30. The learned Advocate for the appellant places reliance upon a short order passed by the Honble Apex Court in the matter of Ram Chet Verma & Anr. V/s. The State of Uttar Pradesh & Ors., dated 11.1.2019 which reads as under: ''Heard the learned counsel appearing for the parties. Leave granted. Since the appellants have served as per the interim order, obviously they have to be paid the salary for the period they have rendered their services. Non- payment of salary to them for the period they have served under the interim order or otherwise would tantamount to taking begar from them, which is prohibited under Article 23 of the Constitution of India. Therefore, we direct that the appellants shall be entitled to salary for the period they have rendered their services. The salary, if not paid, shall be paid to the appellants within four weeks from today.

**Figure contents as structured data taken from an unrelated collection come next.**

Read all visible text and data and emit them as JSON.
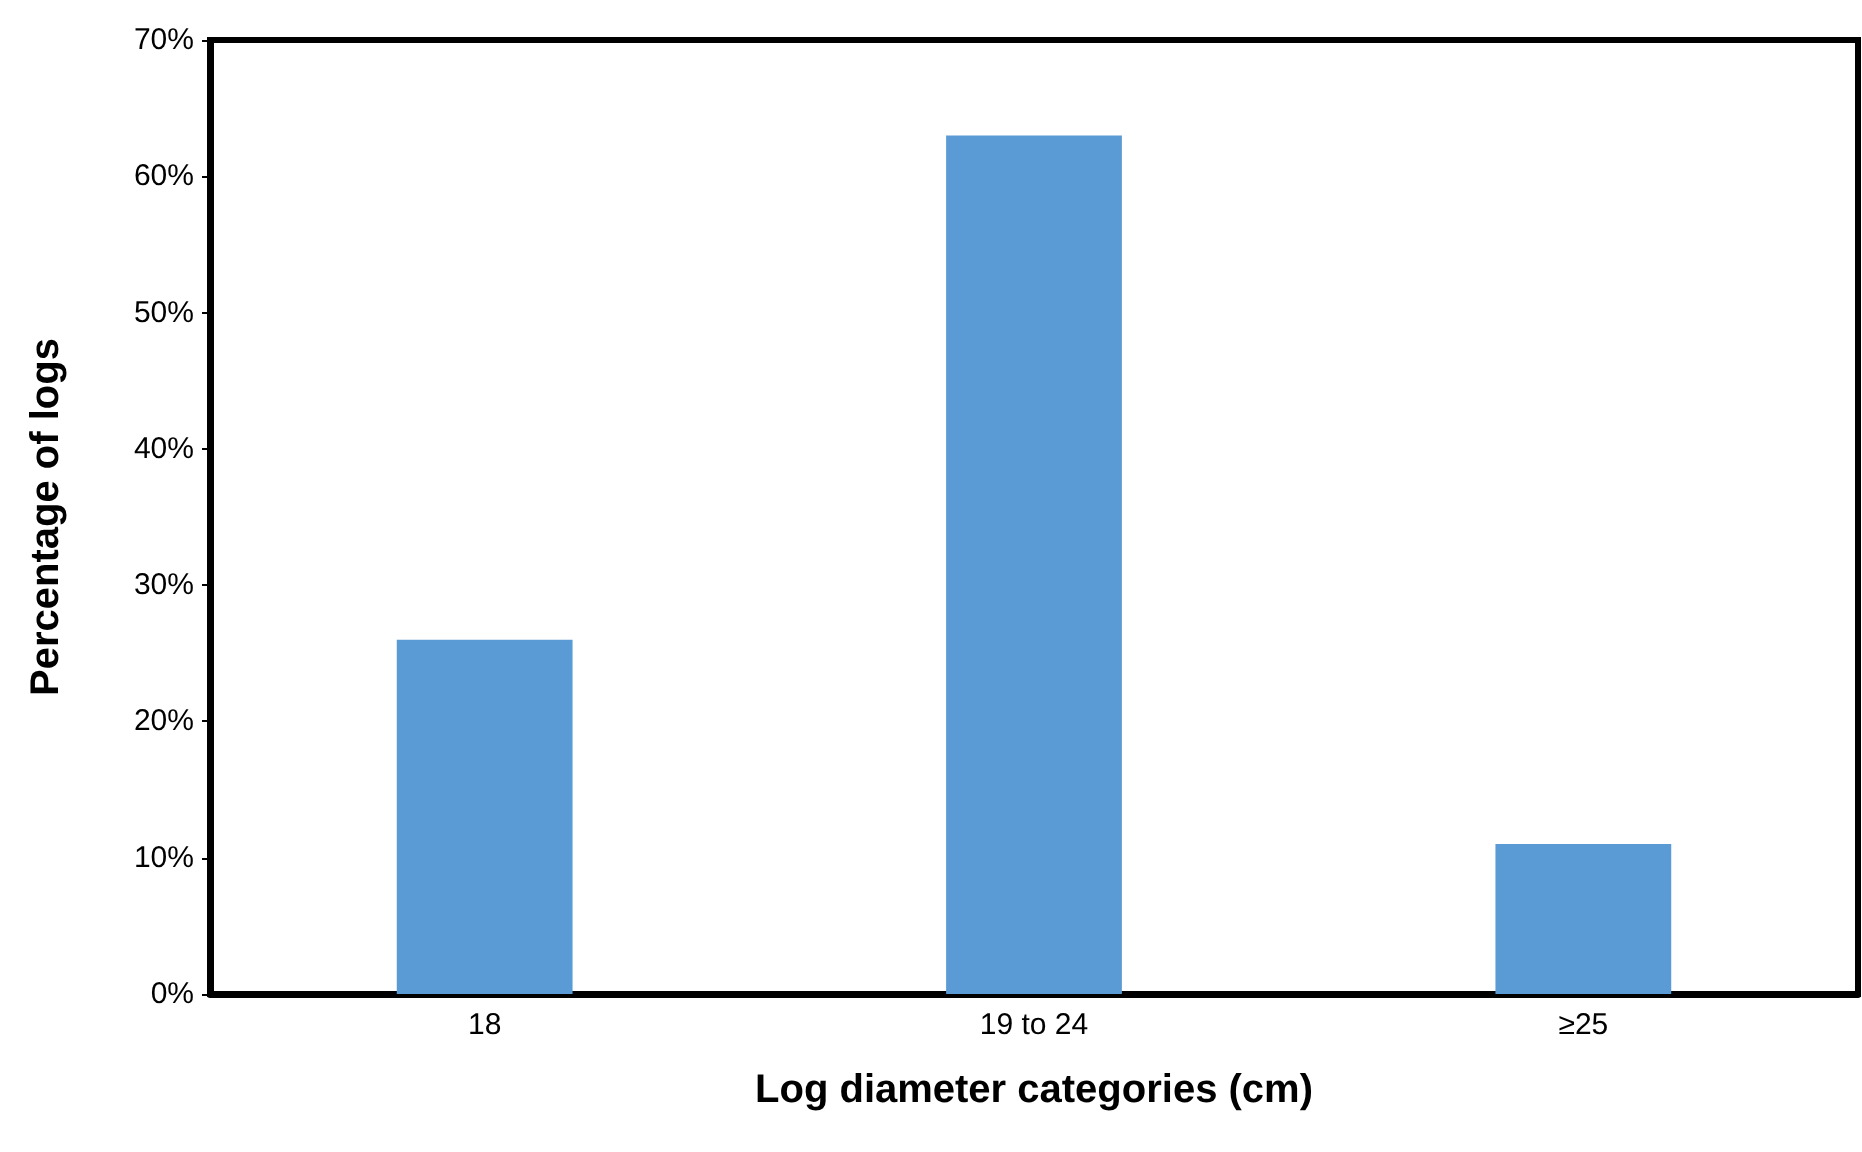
{
  "chart_data": {
    "type": "bar",
    "xlabel": "Log diameter categories (cm)",
    "ylabel": "Percentage of logs",
    "categories": [
      "18",
      "19 to 24",
      "≥25"
    ],
    "values": [
      26,
      63,
      11
    ],
    "color": "#5b9bd5",
    "ylim": [
      0,
      70
    ],
    "yticks": [
      {
        "value": 0,
        "label": "0%"
      },
      {
        "value": 10,
        "label": "10%"
      },
      {
        "value": 20,
        "label": "20%"
      },
      {
        "value": 30,
        "label": "30%"
      },
      {
        "value": 40,
        "label": "40%"
      },
      {
        "value": 50,
        "label": "50%"
      },
      {
        "value": 60,
        "label": "60%"
      },
      {
        "value": 70,
        "label": "70%"
      }
    ],
    "data_labels": false
  }
}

Signature Not Verified it is made clear that if the appellants have been Digitally signed by JAYANT KUMAR ARORA Date :2019.01.18 12:17:55 IST Reason: Paid the salary for the aforesaid period, the same shall not be recovered from them. In view of the aforesaid directions, the appeal is disposed of.'' 31. It requires no debate that an employee cannot be deprived of the salary for the period he has worked. If the salary is paid and the person has worked, the salary paid cannot be recovered even if it was paid under a wrong impression of the Education Officer or interim orders of the Court, provided the employee has actually worked. The learned Advocate for the management Shri Dhabe submits that the appellant had manipulated the In-charge Education Officer and had surreptitiously signed the muster roll dated 26.6.2015. He had not worked as he was dismissed from employment and the management had not allowed him to deliver lectures and impart education to the school students and the time schedule/time table prepared by the management did not include his name for delivering any lecture on any date. 32. In view of these facts, this petition is dismissed. 33. The management prays that the salary, undeservedly paid to the petitioner, be refunded. The petitioner opposes. 34. This Court need not deal with the said issue, being beyond the scope of this petition and the same is left open, for the parties, to be agitated before the proper forum.